In the absence of a peace deal, international agreements require Israel to freeze settlement construction.

Yet, during the Bush administration the settler population grew considerably.

Barak Obama says he wants to pursue peace here "aggressively". But his secretary of state will have to tackle the settler issue with actions, not just words, to really make a difference.

  • While this column from Al Arabiya news contains some inaccuracies (such as undercounting the number of Israelis killed by rocket attacks from Gaza), it sheds light on how Western sources lend credence to the negative views of Israel among moderates in the Arab world. In it, author Jihad El-Khazen, a former Reuters shift manager, rejects the notion that protesting Israel’s actions in Gaza constitutes anti-Semitism:

This constitutes the argument of the powerless as well as an insult to the hundreds, even thousands, of Jews around the world who led campaigns against the Israeli aggression, and even demanded the sanctioning and boycotting of Israel. I have referred to those Jews many times in this column and warned Arabs and Muslims against considering every Jew a Benjamin Netanyahu or an Avigdor Lieberman, or an Ariel Sharon before them.

It is impossible for such Jews – hailing from British and American colleges or even located in Israel itself – or for Reverend Desmond Tutu (who described Israel’s anti-Palestinian policy as apartheid, just like the old South African way) to be anti-Semitic.

Then there are students – such as those in British universities, for example. While it is true that the assault on Gaza has come to an end, the rage of students who held a sit-in and stood by the Palestinian people did not end. They made their colleges offer fellowships to students coming from the occupied territories. The universities of Glasgow, Manchester, and King’s College in London approved their students’ demands. When the University of Cambridge refused to do so, 60 professors addressed an objection letter to the administration against its strictness towards students.

The majority of students in every country identify with ideals ranging from the Center to the Left, and such people cannot be accused of anti-Semitism. The same accusation cannot be leveled against human rights groups around the world that currently demand an investigation into Israel’s potential perpetration of war crimes in Gaza. I pay tribute to the University of California for leading a campaign – which included 200 professors – calling for a boycott of Israel.

[Avigdor] Lieberman’s success signifies not so much a return of Israel to the right as it does the rise of a new right, which prioritises Purer Israel over Greater Israel.

The traditional right in Israel opposes a compromise with the Palestinians. Mainstream conservatives like Netanyahu and the Likud party aspire, in their most compromising moments, to set the border with a future Palestinian state as far to the east of the 1967 Green Line as possible.

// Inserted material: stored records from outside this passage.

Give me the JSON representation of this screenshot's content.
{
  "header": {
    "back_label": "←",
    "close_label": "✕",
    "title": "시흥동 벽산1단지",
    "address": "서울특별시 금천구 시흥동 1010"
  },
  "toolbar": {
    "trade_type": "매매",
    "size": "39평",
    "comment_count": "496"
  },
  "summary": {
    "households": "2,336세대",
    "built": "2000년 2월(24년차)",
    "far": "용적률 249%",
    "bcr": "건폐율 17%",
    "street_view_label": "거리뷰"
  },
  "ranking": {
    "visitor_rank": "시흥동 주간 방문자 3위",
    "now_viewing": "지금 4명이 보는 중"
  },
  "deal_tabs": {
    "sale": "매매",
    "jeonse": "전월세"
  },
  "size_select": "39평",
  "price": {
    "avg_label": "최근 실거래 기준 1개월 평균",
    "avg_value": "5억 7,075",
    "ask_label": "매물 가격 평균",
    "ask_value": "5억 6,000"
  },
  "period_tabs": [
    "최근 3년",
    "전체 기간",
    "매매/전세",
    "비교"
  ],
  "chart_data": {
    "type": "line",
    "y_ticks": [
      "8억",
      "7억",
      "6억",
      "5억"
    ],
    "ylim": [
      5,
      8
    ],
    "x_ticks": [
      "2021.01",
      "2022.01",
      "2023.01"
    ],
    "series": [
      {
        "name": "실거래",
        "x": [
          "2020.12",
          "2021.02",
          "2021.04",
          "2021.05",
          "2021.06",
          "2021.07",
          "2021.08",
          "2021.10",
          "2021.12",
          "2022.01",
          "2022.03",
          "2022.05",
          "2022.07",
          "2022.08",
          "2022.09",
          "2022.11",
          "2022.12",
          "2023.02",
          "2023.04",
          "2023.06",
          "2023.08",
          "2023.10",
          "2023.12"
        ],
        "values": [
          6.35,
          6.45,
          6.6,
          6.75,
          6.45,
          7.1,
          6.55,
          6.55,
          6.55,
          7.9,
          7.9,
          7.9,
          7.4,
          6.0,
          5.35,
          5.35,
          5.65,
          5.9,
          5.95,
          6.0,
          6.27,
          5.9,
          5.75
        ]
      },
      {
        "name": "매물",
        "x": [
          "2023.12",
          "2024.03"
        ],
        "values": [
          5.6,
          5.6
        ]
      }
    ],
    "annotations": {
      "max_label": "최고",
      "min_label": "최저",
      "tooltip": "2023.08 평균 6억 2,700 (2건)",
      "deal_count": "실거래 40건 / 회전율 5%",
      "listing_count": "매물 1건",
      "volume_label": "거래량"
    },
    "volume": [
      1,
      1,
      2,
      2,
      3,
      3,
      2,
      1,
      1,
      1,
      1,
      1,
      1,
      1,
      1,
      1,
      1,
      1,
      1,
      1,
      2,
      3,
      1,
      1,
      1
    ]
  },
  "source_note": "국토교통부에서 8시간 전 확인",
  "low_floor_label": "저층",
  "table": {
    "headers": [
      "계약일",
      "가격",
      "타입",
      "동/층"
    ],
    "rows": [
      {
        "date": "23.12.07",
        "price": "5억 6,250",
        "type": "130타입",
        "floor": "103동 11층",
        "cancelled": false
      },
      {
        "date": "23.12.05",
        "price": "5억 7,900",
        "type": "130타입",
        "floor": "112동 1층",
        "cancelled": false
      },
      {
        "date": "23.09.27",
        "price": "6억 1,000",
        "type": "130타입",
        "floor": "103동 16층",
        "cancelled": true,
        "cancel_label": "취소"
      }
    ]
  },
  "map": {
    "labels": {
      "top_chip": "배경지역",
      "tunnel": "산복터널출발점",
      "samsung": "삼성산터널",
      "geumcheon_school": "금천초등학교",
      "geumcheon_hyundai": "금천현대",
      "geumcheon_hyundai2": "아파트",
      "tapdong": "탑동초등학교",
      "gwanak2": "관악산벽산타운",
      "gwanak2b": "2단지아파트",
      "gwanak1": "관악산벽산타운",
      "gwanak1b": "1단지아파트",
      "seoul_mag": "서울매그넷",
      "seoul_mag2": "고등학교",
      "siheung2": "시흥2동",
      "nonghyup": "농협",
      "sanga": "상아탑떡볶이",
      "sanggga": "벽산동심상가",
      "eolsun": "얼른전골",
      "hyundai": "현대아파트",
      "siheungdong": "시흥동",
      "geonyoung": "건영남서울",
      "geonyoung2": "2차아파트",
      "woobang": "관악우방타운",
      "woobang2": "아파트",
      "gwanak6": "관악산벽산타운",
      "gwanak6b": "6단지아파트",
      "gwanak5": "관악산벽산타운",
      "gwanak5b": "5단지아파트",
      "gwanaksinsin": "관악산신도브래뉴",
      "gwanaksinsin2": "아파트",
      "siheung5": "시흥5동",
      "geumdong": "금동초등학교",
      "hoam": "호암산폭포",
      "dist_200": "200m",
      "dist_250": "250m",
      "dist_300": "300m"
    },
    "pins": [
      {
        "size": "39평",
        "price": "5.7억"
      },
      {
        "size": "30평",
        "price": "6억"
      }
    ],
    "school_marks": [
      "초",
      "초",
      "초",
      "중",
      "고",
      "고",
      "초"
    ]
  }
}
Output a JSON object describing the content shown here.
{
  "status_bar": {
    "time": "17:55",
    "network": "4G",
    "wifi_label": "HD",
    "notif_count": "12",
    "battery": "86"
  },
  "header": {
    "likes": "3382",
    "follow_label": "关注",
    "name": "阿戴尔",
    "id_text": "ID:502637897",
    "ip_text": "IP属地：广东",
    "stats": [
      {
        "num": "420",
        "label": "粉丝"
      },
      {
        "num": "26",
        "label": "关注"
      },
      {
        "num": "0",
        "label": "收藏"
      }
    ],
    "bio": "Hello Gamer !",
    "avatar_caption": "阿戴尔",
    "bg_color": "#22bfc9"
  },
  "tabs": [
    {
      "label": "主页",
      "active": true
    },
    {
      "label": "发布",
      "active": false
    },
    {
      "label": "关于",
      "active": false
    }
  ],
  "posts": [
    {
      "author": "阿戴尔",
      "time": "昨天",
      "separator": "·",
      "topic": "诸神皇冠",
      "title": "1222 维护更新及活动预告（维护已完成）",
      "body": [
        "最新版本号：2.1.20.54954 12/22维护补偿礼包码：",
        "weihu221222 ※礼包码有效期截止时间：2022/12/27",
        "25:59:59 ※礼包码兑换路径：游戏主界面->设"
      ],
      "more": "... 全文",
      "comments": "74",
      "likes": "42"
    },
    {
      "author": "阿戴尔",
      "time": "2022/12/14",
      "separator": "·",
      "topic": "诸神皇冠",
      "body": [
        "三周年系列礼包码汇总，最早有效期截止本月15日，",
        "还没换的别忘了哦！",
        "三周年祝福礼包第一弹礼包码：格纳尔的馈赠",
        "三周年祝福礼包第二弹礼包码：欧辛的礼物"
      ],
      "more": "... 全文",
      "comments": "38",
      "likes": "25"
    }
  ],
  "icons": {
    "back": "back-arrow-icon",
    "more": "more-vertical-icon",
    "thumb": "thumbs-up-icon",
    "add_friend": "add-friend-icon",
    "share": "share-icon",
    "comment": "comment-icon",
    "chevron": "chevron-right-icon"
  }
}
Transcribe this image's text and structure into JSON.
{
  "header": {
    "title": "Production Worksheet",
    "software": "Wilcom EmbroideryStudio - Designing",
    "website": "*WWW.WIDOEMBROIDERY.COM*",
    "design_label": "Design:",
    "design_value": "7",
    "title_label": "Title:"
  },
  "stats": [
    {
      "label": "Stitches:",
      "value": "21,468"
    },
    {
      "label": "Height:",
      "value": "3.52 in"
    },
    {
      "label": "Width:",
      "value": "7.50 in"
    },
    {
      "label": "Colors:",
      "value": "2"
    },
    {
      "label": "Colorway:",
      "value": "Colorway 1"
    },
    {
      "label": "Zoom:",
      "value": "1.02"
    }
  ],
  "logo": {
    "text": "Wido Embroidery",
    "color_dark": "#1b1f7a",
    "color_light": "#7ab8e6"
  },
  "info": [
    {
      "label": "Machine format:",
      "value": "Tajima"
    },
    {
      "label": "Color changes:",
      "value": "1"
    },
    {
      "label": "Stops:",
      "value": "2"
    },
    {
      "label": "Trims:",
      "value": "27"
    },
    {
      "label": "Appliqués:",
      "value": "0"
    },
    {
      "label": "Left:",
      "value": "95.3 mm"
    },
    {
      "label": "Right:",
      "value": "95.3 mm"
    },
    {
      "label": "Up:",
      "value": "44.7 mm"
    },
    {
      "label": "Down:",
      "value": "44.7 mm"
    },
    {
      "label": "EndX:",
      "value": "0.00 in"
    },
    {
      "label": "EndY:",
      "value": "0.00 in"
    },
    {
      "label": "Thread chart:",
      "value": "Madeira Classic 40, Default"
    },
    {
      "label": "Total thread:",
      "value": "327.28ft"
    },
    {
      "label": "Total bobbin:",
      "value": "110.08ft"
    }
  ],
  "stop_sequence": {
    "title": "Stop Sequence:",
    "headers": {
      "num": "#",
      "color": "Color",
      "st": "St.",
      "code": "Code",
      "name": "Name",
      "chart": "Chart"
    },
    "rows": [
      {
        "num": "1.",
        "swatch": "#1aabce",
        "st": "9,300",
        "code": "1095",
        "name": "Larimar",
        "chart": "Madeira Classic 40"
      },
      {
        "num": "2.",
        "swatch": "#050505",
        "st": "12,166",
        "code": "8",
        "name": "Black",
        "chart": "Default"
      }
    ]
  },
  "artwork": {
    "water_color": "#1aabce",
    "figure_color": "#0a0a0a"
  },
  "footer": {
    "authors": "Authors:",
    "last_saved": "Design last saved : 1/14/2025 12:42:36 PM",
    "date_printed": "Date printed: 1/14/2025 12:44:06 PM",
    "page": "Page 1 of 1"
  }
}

Lieberman, on the other hand, wants Israel to push Arab-populated towns toward a future Palestine through a land swap with a Palestinian state, redrawing the border in some cases west of the Green Line. His top interest is having Israel as ethnically Jewish as possible, even if it results in loss of territory.

  • Visiting Gaza, poet Yvonne Green writes in the Jerusalem Post that she waws surprised to find surgical strikes, not wanton destruction:

I’m a poet, an English Jew and a frequent visitor to Israel. Deeply disturbed by the reports of wanton slaughter and destruction during Operation Cast Lead, I felt I had to see for myself. I flew to Tel Aviv and on Wednesday, January 28, using my press card to cross the Erez checkpoint, I walked across the border into Gaza where I was met by my guide, a Palestinian journalist. He asked if I wanted to meet with Hamas officials. I explained that I’d come to bear witness to the damage and civilian suffering, not to talk politics.

What I saw was that there had been precision attacks made on all of Hamas’ infrastructure. Does UN Secretary-General Ban Ki-moon criticize the surgical destruction of the explosives cache in the Imad Akhel Mosque, of the National Forces compound, of the Shi Jaya police station, of the Ministry of Prisoners? The Gazans I met weren’t mourning the police state. Neither were they radicalized. As Hamas blackshirts menaced the street corners, I witnessed how passersby ignored them.